The 3rd Wasa Battalion arrived at Óbecse on the Tisza River early in the morning of 19 August. The battalion, under the command of Major Müller, was to go immediately to support the troops fighting at Turia. What caused the battalion's delay is not known, but before it arrived at its destination, the siege of Turia was interrupted. As a result, the battalion returned to Óbecse.

It is noteworthy that at the same time as the siege of Szenttamás and Turia, a Hungarian troop attacked Tiszaföldvár, defended by the Serbs led by a certain Bernavorac.

During the siege of Szenttamás, the cannons shot for 7 hours along the Tisza. At the same time, at Tarras, Hungarian troops - probably from the Nagybecskerek camp - tried to cross the Tisza by boat to demonstrate against Csurog, in order to tie up the Serbs from there. This attempt had no serious consequences. Allegedly one of the Hungarian boats was shot down and sank. When the siege of Szenttamás was lifted, the attempts to cross the river also ceased.

==Aftermath==
According to official figures, the fighting cost the Hungarians 40 dead and a hundred or so wounded, but the rumors concerning the battle, put the death toll at 200, which is perhaps more likely than the official figure.

In mid-August, out of the 26,000-28,000 troops, organized in of 10 line regiment and 6 Honvéd battalions, 17 Hussar companies, 8 1/2 batteries (51 guns) and 2 mortars at Lieutenant General Bechtold's disposal, only 8 line regiment and 3 Honvéd battalions took part in the siege of Szenttamás – not counting the 3rd Wasa Battalion, which arrived too late on the battlefield. From his batteries only 5 artillery batteries were used. The cavalry and national guards were sufficient. But these could only be used as observers and reserves, or to pursue the enemy in case of its defeat.

More than a third of the troops under Bechtold's command were diverted from their proper purpose and were used for garrison and communications between the garrisons. It is also incomprehensible that Bechtold, despite the successful artillery attack of the Wollenhofer brigade, withdrew the brigade instead of attacking.
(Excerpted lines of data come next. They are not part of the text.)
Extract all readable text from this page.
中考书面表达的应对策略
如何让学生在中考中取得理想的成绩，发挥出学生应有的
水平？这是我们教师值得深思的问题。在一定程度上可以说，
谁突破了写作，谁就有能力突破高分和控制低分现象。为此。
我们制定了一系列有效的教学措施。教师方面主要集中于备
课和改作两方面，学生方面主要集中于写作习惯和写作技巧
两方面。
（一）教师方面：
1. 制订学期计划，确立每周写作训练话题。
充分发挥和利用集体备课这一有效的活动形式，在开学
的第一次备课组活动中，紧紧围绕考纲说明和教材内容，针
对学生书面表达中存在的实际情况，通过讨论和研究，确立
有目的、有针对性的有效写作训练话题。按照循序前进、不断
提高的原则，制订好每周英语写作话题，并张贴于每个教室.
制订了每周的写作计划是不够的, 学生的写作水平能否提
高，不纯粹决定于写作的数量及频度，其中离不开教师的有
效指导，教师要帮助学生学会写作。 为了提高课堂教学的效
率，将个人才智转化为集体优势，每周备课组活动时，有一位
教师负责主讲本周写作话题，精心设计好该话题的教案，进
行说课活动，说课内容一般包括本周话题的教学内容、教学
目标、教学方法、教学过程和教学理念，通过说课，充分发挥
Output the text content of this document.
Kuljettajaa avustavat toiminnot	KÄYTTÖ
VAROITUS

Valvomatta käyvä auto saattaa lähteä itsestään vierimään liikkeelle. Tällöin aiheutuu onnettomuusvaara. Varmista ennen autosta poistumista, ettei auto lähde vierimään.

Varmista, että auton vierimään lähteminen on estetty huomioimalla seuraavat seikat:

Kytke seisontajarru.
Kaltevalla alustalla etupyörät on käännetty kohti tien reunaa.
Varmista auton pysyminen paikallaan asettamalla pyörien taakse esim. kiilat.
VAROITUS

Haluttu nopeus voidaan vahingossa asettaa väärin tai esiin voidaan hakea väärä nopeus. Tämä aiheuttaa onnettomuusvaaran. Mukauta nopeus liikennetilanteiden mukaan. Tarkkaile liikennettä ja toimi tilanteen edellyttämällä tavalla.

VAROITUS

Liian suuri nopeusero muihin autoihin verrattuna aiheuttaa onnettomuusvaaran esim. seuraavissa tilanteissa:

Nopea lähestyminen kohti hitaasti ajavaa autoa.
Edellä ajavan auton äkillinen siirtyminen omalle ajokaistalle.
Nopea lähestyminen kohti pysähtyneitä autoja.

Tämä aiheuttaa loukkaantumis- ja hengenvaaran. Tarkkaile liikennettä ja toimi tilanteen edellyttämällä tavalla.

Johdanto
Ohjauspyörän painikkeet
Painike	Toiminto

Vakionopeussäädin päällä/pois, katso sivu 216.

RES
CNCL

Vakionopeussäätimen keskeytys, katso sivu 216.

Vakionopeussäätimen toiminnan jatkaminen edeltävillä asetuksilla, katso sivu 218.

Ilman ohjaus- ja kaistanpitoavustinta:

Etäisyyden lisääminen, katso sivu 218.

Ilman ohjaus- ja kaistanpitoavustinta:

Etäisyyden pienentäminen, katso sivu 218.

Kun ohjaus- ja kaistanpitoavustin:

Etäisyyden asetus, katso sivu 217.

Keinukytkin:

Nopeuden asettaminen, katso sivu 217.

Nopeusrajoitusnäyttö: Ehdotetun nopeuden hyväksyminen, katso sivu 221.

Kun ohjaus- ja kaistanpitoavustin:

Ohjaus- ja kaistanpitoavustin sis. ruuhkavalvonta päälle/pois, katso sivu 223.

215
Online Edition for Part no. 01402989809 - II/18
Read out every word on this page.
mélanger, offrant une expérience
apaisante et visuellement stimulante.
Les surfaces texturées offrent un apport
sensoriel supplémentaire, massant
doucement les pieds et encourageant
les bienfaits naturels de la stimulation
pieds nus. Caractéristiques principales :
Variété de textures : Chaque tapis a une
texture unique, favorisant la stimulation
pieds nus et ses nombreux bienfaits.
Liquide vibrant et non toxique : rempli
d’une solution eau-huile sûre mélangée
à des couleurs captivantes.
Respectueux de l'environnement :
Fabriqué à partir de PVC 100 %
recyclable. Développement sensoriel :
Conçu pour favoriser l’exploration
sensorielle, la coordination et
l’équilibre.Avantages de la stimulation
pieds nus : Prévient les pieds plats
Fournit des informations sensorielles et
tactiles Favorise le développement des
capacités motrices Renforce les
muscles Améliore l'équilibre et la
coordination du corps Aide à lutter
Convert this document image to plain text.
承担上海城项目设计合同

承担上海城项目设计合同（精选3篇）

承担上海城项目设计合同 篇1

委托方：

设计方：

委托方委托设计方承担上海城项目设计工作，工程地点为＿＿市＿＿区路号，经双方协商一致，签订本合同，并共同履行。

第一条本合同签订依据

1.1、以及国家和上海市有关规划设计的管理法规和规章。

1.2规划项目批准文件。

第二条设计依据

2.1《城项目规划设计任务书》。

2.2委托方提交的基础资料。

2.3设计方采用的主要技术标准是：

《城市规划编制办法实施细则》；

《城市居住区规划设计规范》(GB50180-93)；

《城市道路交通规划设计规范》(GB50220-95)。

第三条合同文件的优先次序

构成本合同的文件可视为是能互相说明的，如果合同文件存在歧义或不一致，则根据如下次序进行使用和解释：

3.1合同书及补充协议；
A reliable general reserve was not assured, with which the high command could have intervened decisively here or there, and as a result, the Alexander infantry was forced to give up the advantages gained with a great shed of blood. The troops besieging Turia would have been just the right reserve here, while, during the siege of Szenttamás, Turia would be kept in check with smaller forces, followed by an attack against it after the success at the main theater.

Neither of the two columns attacking Turia was strong enough to succeed alone. But they were separated by the Ferenc Canal. Thus, if one of the attacking columns was beaten, the other could not come to its aid. In this way, the attack against Turia was totally pointess and had no chance of success.

So the second siege of Szenttamás had failed, and this gave this place a myth of impregnability.

Encouraged by this positive result, the leader of the rebels, Đorđe Stratimirović, launched new attacks against the Hungarian positions. On 26 August, he made three simultaneous attempts in three directions, towards Ókér, Temerin, and Járek, which were, however, thwarted by the Hussar Colonel Máté, who was in command in this area, until finally, on August 29, Stratimirović managed to make his way towards Pétervárad, which isolated this Hungarian fortress from the rest of the Hungarian held territories.